Here's Pang on crime: "Is crime a different morality or
philosophy? Both. We need $, we get $. We have a problem with
someone, we deal with that person. No civilized' waffling, no
wringing of hands, no guilt. See the problem, solve the problem.
We know society is a sham."
Tough as old saddle leather, Pang patiently serves out his time.
He'd rather wait for his mandatory release than grovel on his knees
to get time off for good behavior. Whatever his future prospects,
one doubts that a free Pangster is likely to squander too much of
his dignity trying to make Employee-of-the-Month at your local
While Thompson showcases Pang and several other correspondents in
individual chapters, much of the book is arranged thematically. He
embarks by laying out the "dos" and "don'ts"
of prison life: "Say no' to everyone"; "Stay away
from drugs or booze"; "Don't dress well"; "Never
back down" and perhaps most important, "Do your own
time." Gleaned from many prisons and many inmates, the author
offers this "distilled wisdom of felons" to teach us how
to survive "the dark side of humanity." Any readers who
soon expect to hear the dread words Guilty as charged,' are advised
to study this chapter thoroughly, whilst they still have access to
libraries and bookstores.
In other chapters, Thompson's correspondents share their thoughts
and experiences on topics as diverse as prison tattoos, pets, women
prisoners, jailhouse humor and the odd, "co-dependent"

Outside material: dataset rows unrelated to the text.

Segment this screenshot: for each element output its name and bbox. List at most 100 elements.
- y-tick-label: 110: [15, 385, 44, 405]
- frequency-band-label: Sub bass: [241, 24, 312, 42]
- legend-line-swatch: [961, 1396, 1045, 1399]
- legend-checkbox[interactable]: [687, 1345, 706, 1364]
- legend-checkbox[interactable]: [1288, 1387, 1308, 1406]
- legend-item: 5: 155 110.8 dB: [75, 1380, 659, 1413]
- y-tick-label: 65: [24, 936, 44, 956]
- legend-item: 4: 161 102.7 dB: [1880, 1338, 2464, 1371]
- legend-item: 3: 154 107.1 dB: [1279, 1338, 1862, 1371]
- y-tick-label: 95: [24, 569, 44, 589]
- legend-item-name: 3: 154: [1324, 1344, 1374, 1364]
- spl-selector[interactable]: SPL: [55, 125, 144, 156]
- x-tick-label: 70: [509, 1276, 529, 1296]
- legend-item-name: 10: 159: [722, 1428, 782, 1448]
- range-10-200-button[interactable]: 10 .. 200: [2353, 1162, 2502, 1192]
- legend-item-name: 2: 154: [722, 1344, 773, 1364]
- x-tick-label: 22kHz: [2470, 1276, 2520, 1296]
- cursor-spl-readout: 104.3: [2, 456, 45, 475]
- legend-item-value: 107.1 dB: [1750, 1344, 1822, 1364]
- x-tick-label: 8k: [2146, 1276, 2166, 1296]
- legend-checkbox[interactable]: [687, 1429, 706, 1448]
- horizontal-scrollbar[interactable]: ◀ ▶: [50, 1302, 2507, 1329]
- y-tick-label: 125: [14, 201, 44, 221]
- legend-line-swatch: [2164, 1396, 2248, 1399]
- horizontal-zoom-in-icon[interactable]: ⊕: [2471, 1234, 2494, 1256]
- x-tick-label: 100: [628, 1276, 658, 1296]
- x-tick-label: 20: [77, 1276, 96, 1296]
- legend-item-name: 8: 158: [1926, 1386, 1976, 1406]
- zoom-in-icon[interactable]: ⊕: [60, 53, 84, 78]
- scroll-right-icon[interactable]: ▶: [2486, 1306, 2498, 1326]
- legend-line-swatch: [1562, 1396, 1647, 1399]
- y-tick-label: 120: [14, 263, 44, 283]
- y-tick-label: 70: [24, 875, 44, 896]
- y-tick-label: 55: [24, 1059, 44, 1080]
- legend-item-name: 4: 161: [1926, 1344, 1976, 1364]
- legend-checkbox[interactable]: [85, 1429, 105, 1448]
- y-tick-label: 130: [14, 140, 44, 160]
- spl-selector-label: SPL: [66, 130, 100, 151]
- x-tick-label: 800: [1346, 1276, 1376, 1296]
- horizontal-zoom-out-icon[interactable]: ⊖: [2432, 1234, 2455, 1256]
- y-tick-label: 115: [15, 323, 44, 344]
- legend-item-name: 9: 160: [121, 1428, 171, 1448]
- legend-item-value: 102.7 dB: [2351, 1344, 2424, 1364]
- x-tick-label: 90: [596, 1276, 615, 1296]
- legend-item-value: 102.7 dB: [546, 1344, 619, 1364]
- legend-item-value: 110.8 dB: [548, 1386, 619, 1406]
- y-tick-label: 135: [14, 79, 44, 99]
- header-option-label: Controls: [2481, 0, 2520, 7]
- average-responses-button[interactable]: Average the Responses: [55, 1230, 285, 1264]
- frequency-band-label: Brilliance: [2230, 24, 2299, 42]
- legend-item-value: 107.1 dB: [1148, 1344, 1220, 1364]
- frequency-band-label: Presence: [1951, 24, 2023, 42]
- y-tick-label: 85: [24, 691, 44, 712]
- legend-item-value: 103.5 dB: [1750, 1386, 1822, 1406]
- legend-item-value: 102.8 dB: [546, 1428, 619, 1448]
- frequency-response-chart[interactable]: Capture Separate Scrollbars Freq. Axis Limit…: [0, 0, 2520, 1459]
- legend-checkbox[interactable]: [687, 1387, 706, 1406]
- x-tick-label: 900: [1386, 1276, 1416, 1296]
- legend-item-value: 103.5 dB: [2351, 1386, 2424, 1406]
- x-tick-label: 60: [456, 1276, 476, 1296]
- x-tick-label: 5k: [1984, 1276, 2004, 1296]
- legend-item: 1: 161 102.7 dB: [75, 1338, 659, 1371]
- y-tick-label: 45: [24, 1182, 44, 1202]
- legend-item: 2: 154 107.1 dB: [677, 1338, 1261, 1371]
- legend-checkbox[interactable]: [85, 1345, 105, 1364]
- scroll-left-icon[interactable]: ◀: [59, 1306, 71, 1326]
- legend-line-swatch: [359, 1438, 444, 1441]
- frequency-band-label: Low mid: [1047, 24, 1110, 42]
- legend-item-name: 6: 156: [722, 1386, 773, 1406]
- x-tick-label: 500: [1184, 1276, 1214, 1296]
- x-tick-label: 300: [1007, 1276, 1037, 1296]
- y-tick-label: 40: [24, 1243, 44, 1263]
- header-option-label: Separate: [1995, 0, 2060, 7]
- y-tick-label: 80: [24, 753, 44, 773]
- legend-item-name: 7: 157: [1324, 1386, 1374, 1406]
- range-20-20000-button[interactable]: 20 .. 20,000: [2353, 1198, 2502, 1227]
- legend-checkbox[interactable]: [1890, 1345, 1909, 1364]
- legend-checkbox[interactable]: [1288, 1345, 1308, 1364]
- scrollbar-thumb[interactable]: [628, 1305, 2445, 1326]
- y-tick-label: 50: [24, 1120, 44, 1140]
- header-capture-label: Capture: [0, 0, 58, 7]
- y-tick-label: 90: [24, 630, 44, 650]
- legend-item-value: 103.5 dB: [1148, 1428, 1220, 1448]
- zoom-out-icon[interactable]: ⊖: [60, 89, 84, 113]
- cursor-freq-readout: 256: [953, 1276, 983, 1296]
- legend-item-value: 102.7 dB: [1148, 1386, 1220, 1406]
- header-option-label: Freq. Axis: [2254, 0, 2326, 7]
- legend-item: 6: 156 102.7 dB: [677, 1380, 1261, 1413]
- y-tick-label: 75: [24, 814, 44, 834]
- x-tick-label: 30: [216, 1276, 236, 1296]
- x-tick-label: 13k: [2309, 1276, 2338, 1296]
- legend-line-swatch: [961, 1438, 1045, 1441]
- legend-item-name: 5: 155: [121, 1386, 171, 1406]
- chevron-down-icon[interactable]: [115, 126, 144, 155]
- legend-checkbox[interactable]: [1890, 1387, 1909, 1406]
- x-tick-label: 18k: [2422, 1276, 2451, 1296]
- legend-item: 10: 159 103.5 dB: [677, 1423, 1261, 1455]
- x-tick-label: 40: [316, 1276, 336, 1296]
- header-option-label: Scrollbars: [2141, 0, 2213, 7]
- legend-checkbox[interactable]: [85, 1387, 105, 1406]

romances that blossom so easily between inmates and outsiders. In
one section we are shown why the nature-centered Wiccan religion
has such a strong appeal in the thoroughly de-natured' prison
environment; in another, we are challenged to consider the mentally
ill, people for whom incarceration serves as society's most convenient
alternative to treatment.
Does cramming our lawbreakers together in a honeycomb of cells do
us any good in the long term? Without pretending to offer a better
solution, Thompson is skeptical, referring to a cycle of imprisonment
and premature release. Elsewhere he wonders how removing people
from their natural environment is supposed to help them cope better
when they are returned to it. "After about five years,"
writes one con, "imprisonment stops being punishment and becomes
mere abuse- nothing but an alternative lifestyle that we have
adjusted to which no longer has any connection with the crimes
committed by those who actually did it."
Although some of these men and women have performed acts of horrific
violence, they are usually forthright about their guilt. One lifer
writes, "my crime lacks any sort of philosophical underpinning
and was wholly inexcusable." Of this prisoner Thompson says,
he "knows the truth of his past and doesn't avoid it. But that
doesn't stop him from growing beyond his past."
Despite a shell of skepticism, Thompson finds himself making deep,
human connections with his correspondents. When he doesn't hear
back from them, he worries. Felons, he explains, "are easily
distracted." They can also get "beaten up, transferred,
stabbed, thrown in the hole, sick, despondent or just fucked up.
All this creates stress and anxiety for a writer like myself who
depends on prisoners for his inspiration, like a little pig suckling
at the big institutional teat of the penitentiary."
This self-criticism goes too far. Though he occasionally stumbles
over his own self-consciousness, Thompson gives as good as he gets.
His observations, reflections and commentary are precise, pungent
and entertaining. Taken as a whole, Letters from Prison presents a
gritty, well-rounded picture of what prison life feels like at the
dawn of the 21st Century. Honest and funny, tough and yet sometimes
astonishingly gentle, the self-portraits sketched here first satisfy,
then shame, one's innate voyeuristic impulses.